Si Rebooteille était encore jusqu'ici une association, elle se préparait à devenir, à compter de début juillet, une société coopérative d'intérêt collectif (SCIC). Et pour cela, elle compte s'ouvrir à de nombreux acteurs pour partager son aventure.

"Les sociétaires ne seront pas uniquement des salariés : on peut également accueillir l'ensemble des acteurs qui participent à la boucle, ainsi que des collectivités locales ou d'autres soutiens", annonce Stéphane Robert.

Les collectivités locales, qui ont la compétence traitement de déchets, pourraient notamment constituer un acteur essentiel à impliquer dans cette boucle de réemploi.

"D'autant plus qu'en réalité, le recyclage du verre tel qu'on le réalise actuellement coûte cher aux collectivités et aux consommateurs, car en achetant une bouteille, on paie aussi ce traitement. Avec le réemploi, on parvient à alléger ce coût", avance Stéphane Robert.

Investir dans une station de lavage

Si le lavage est pour le moment externalisé à une autre société (Ma Bouteille s'appelle revient), Rebooteille devrait elle aussi disposer de son propre système de lavage début 2023 (montant : NC).

C'est aussi l'équipe de Rebooteille, composée de quatre personnes, qui s'occupe de la partie logistique, mais le but à terme sera de travailler avec un prestataire externe, "mais toujours dans nos valeurs", ajoute Stéphane Robert.

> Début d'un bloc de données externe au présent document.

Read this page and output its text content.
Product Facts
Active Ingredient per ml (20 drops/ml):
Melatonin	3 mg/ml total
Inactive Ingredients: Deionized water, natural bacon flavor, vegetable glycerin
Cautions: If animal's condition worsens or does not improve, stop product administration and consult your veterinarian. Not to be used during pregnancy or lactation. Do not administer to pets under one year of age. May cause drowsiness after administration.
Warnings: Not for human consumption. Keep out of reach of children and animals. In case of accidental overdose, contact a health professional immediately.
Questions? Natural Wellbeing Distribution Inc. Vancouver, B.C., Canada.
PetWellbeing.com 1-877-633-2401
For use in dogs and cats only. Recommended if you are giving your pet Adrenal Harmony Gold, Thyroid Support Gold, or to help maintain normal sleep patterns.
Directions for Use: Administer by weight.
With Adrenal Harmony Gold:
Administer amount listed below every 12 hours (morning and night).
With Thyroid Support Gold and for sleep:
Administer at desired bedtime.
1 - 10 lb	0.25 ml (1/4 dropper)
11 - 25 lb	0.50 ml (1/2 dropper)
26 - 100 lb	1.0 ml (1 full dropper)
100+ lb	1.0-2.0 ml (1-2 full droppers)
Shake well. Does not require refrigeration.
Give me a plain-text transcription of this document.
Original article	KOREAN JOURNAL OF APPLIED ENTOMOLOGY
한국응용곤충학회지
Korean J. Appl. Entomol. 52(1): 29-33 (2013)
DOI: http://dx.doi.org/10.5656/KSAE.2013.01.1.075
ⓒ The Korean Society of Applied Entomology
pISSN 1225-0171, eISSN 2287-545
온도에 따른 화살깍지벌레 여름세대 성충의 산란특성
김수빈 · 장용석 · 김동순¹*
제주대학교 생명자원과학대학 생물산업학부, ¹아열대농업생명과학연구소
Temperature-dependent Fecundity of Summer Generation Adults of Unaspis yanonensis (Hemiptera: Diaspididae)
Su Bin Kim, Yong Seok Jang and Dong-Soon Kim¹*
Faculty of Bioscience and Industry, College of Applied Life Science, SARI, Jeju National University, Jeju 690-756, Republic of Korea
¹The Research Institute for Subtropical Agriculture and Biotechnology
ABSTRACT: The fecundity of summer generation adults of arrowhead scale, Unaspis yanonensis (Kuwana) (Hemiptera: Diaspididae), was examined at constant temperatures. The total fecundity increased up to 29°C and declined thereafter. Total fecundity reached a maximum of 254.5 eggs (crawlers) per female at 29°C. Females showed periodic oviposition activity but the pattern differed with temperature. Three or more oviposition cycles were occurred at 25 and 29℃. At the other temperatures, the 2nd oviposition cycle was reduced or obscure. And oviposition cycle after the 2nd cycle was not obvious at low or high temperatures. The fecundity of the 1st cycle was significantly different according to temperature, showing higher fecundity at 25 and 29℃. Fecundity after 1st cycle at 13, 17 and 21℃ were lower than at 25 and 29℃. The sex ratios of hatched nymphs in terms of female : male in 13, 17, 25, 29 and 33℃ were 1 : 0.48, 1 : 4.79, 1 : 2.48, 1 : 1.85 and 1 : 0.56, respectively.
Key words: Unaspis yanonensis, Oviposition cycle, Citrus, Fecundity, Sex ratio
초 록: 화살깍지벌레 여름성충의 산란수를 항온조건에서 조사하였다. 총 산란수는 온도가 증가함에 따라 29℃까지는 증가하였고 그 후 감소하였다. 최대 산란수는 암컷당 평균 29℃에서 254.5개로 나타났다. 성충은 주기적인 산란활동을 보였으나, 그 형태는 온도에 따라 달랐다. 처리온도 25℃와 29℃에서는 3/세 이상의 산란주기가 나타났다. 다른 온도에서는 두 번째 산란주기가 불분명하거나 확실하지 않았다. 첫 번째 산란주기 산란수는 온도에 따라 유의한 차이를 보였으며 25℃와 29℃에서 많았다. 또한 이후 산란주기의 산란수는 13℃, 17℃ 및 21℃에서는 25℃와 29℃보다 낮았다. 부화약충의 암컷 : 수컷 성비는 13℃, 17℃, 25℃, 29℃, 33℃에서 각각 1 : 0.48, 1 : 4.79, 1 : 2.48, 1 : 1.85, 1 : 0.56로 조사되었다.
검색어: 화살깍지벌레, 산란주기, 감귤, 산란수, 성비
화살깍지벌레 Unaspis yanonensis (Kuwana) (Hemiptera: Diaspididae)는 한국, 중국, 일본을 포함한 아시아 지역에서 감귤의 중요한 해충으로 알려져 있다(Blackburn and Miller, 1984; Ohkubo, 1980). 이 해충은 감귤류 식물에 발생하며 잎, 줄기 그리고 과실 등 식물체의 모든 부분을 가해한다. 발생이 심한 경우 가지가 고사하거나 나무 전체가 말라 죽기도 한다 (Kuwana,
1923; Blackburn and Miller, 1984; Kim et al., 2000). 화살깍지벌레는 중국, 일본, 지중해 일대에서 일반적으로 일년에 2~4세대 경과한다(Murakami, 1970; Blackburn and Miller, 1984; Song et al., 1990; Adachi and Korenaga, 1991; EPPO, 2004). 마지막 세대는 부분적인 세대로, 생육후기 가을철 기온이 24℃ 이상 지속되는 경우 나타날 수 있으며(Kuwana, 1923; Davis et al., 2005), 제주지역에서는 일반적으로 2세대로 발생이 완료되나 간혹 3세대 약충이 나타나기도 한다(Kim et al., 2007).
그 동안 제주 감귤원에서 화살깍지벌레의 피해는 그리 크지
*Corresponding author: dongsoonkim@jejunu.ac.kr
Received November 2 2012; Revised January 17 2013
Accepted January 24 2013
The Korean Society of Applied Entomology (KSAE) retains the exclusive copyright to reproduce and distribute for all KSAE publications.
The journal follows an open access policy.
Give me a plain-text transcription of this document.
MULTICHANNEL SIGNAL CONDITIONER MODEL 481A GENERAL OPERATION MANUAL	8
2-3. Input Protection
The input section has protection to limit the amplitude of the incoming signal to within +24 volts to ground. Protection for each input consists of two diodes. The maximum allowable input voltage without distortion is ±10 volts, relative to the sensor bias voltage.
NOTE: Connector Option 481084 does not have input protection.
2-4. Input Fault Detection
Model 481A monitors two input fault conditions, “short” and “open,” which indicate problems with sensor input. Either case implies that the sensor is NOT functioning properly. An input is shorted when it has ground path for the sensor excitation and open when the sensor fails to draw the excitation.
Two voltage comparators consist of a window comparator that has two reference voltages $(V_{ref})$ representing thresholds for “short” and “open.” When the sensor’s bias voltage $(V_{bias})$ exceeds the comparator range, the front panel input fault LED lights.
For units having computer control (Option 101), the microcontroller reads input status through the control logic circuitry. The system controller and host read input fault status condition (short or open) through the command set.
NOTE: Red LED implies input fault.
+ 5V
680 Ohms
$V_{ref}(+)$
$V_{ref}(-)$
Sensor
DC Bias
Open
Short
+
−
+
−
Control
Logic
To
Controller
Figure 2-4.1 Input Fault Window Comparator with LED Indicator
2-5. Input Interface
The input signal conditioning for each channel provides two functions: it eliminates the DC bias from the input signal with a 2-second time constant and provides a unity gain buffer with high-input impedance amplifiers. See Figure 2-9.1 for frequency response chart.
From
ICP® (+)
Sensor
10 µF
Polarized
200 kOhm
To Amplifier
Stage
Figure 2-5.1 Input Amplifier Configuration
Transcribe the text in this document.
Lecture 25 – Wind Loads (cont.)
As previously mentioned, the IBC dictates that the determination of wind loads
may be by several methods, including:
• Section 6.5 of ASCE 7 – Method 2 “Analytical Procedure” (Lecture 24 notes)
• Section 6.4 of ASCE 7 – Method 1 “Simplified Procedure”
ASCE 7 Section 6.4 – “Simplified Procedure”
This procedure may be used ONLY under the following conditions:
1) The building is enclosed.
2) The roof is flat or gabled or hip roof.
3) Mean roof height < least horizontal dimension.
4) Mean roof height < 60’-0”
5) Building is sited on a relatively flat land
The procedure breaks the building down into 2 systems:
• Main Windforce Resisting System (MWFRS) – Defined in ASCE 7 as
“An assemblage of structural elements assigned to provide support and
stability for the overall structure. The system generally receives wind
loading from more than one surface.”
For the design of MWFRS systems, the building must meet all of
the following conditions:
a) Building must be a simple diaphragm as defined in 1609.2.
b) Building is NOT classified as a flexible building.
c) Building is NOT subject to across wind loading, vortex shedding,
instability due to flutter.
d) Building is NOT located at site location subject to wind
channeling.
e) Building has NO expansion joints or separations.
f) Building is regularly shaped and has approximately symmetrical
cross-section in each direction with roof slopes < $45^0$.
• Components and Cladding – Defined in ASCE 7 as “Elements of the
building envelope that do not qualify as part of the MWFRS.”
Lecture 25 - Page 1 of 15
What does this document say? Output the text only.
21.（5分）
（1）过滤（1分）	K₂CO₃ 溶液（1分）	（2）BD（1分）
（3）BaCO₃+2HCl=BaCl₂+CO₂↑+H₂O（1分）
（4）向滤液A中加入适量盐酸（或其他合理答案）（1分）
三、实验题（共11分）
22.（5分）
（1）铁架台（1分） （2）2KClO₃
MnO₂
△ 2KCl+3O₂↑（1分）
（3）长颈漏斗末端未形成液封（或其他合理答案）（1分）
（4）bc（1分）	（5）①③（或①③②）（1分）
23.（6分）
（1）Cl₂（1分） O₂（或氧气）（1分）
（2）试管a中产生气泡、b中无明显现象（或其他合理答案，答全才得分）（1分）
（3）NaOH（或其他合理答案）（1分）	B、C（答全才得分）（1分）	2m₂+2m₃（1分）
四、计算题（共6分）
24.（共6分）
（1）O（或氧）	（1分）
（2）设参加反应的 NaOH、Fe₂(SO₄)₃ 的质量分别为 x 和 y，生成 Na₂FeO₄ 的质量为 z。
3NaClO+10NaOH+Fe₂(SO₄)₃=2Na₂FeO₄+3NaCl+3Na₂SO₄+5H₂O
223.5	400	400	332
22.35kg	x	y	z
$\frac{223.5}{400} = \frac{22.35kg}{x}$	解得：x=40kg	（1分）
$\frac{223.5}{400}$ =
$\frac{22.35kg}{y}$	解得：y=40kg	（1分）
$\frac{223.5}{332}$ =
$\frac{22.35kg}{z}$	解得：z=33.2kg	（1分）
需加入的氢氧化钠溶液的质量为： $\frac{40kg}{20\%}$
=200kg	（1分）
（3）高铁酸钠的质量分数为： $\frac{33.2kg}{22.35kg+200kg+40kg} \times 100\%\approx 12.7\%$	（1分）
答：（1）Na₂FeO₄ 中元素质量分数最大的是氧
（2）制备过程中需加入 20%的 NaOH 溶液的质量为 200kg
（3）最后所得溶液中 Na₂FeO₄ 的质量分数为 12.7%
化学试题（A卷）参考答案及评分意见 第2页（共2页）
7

Bien que ces deux étapes représenteront des leviers clés pour passer à un stade professionnel et proposer ainsi un service efficace, l'expansion en elle-même n'est pas la raison d'être de Rebooteille.

"C'est un outil partagé pour tous les acteurs et la notion de localité est très importante", souligne Stéphane Robert. Aussi, 100% des bénéfices seront réinvestis, il n'y aura pas de dividendes. "Il y a plusieurs entrées à la consigne : l'ancrage territorial, le circuit court, l'écologie, la réduction des déchets...", poursuit-il.

Son ambition est aussi de conquérir les grandes et petites surfaces, pour avoir des chances d'augmenter le taux de retour, et par conséquent, de toucher un public plus large.